The current reported data on gastrocnemius myositis, an uncommon extraintestinal manifestation of IBD, is limited to case reports. As such, there are no good evidence-based guidelines on the standard evaluation and treatment of this rare condition. It is reasonable to proceed on a case-by-case basis, beginning with a noninvasive work-up, realizing that laboratory testing is often unrevealing, and excluding the differential diagnoses of localized and systemic myositis detailed above. Imaging, particularly magnetic resonance imaging, may be helpful for demonstrating inflammation surrounding the involved muscles. The gold diagnostic standard, muscle biopsy, should be performed to confirm the diagnosis, though histologic findings in IBD-associated myositis can be varied. Treatment escalation to immunomodulator medications or biologic treatments should be limited to patients who have confirmatory pathology, unless there is concern for active bowel inflammation that warrants more aggressive therapy. Based upon the available reports, approximately one third of patients require additional immunosuppressive therapy beyond corticosteroids.
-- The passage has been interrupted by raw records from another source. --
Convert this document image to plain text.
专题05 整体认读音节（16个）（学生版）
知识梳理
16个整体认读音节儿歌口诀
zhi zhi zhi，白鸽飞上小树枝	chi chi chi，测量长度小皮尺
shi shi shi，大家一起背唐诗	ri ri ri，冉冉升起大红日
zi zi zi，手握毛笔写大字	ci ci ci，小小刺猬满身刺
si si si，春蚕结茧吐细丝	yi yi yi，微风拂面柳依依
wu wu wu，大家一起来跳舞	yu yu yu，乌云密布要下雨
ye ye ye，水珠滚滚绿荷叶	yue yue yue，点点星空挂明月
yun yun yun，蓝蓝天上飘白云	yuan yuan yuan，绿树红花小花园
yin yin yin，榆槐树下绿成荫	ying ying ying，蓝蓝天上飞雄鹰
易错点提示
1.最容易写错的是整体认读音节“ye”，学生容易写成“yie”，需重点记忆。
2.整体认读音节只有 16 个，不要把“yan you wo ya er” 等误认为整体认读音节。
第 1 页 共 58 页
The rarity of gastrocnemius and other forms of IBD-associated myositis make them difficult to study on a large scale. Additional case reports in the literature may provide a better understanding of the diagnosis and treatment of this disease and will hopefully raise the awareness of clinicians to consider this rare extraintestinal manifestation of IBD. Through continued awareness and reporting of this diagnosis, hopefully, we will be able to formulate more specific and useful guidelines regarding clinical and pathologic evaluation, which will lead to greater insight into more effective therapies and therapeutic strategies.